Andrew Halco, un politicien qui a débattu une douzaine de fois avec Sarah Palin en Alaska, avait prévenu: «Elle maîtrise à la perfection, non pas les faits, les chiffres et les politiques raffinées, mais bien l'art de ne pas répondre et de livrer des généralités... éblouissantes!» (dans le Christian Science Monitor)

Hier soir, la candidate républicaine à la vice-présidence américaine allait-elle, par ce seul don, avoir le dessus sur Joe Biden? Ou, face au vieux routier démocrate dont le savoir politique est encyclopédique, allait-elle carrément se planter, frapper un mur, s'écrouler?

 

Eh bien, les voyeurs politiques qui entretenaient l'espoir inavoué - et inavouable - d'assister à un massacre, un peu comme certains fans de Formule 1 attendent en leur for intérieur l'horrible accident, auront été amèrement déçus.

À aucun moment, Sarah Palin n'a «gelé» comme un... orignal devant les phares d'une voiture, ce qui lui était arrivé sous les questions de Katie Couric, du réseau CBS. Elle a visiblement assimilé une formidable quantité d'informations au cours des trois jours qu'elle a consacrés à préparer ce débat, au ranch de John McCain, en compagnie de conseillers surtout issus de la machine électorale de George W. Bush.

Joe Biden, lui, a été à la fois circonspect, prudent et généreux - pas de pied dans la bouche.
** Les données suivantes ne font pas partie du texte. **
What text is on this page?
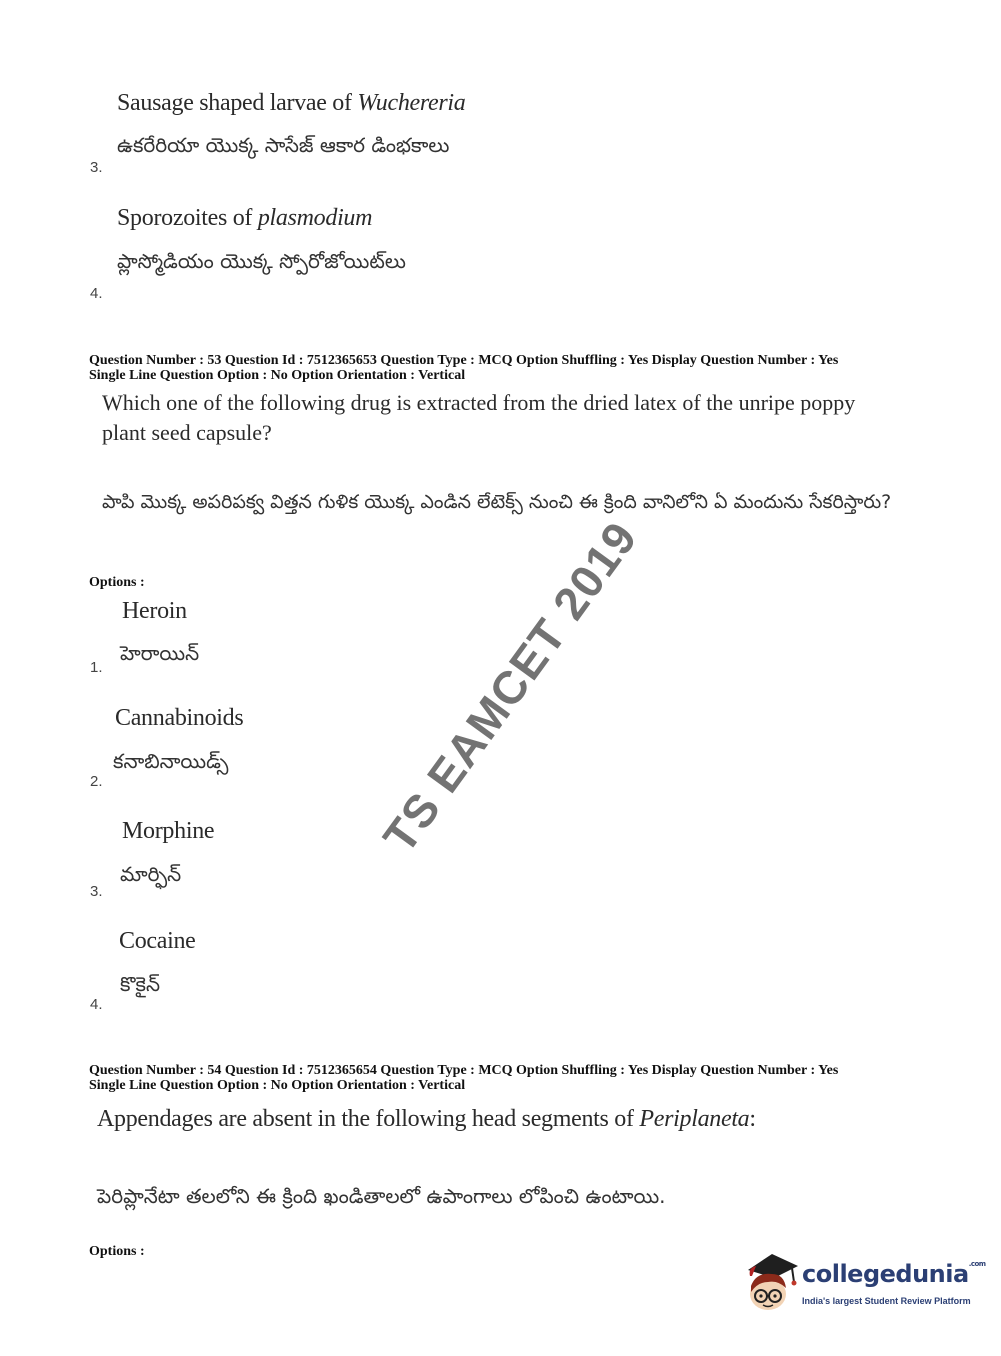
Sausage shaped larvae of Wuchereria
ఉకరేరియా యొక్క సాసేజ్ ఆకార డింభకాలు
3.
Sporozoites of plasmodium
ప్లాస్మోడియం యొక్క స్పోరోజోయిట్‌లు
4.
Question Number : 53 Question Id : 7512365653 Question Type : MCQ Option Shuffling : Yes Display Question Number : Yes
Single Line Question Option : No Option Orientation : Vertical
Which one of the following drug is extracted from the dried latex of the unripe poppy plant seed capsule?
పాపి మొక్క అపరిపక్వ విత్తన గుళిక యొక్క ఎండిన లేటెక్స్ నుంచి ఈ క్రింది వానిలోని ఏ మందును సేకరిస్తారు?
Options :
Heroin
హెరాయిన్
1.
Cannabinoids
కనాబినాయిడ్స్
2.
Morphine
మార్ఫిన్
3.
Cocaine
కొకైన్
4.
Question Number : 54 Question Id : 7512365654 Question Type : MCQ Option Shuffling : Yes Display Question Number : Yes
Single Line Question Option : No Option Orientation : Vertical
Appendages are absent in the following head segments of Periplaneta:
పెరిప్లానేటా తలలోని ఈ క్రింది ఖండితాలలో ఉపాంగాలు లోపించి ఉంటాయి.
Options :
TS EAMCET 2019
collegedunia$^{.com}$
India's largest Student Review Platform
En fait, c'est de lui qu'est venue la tirade la plus émouvante du débat lorsque, disant qu'«un homme aussi sait ce qu'est élever seul deux enfants», il a évoqué le drame familial qu'il a vécu en 1972 lorsque son épouse et un de ses enfants sont morts dans un accident.

C'est anecdotique, mais ce n'est pas anodin: le sénateur du Delaware a alors affiché une sensibilité humaine que tout le langage populiste (les «Jos six pack» et autres «hockey moms») que maîtrise à la perfection la gouverneure de l'Alaska n'a pas réussi à égaler.

Cela dit, il était impossible que l'expérience et la connaissance accumulées de Joe Biden ne finissent pas par lui donner une sorte de supériorité sur le plan strict de la doctrine politique.

Et si les portions du débat portant sur la taxation, les plans d'assurance santé, la crise financière, ont été techniques et peu concluants - pour tout dire, un peu ennuyeux -, les échanges en matière de politique internationale, eux, ont été éclairants. Et tout à l'avantage du candidat démocrate, tant au sujet de l'Afghanistan, du Pakistan ou de l'Iran que, de toute évidence, Joe Biden n'a pas repéré tout juste hier sur une mappemonde...

Au total, il faut cependant se souvenir que c'est la qualité du jugement de John McCain qui était en jeu, hier soir, à St. Louis. Si Sarah Palin s'était incarnée en une catastrophe ambulante, McCain aurait été gravement atteint.

Or, sans doute le débat ne rassure-t-il pas totalement sur la capacité de cette femme à se trouver «à un battement de coeur» de la présidence. Mais, à tort ou à raison, il a certainement coupé court à un mouvement de quasi-panique qui était en train de s'emparer même de certains républicains.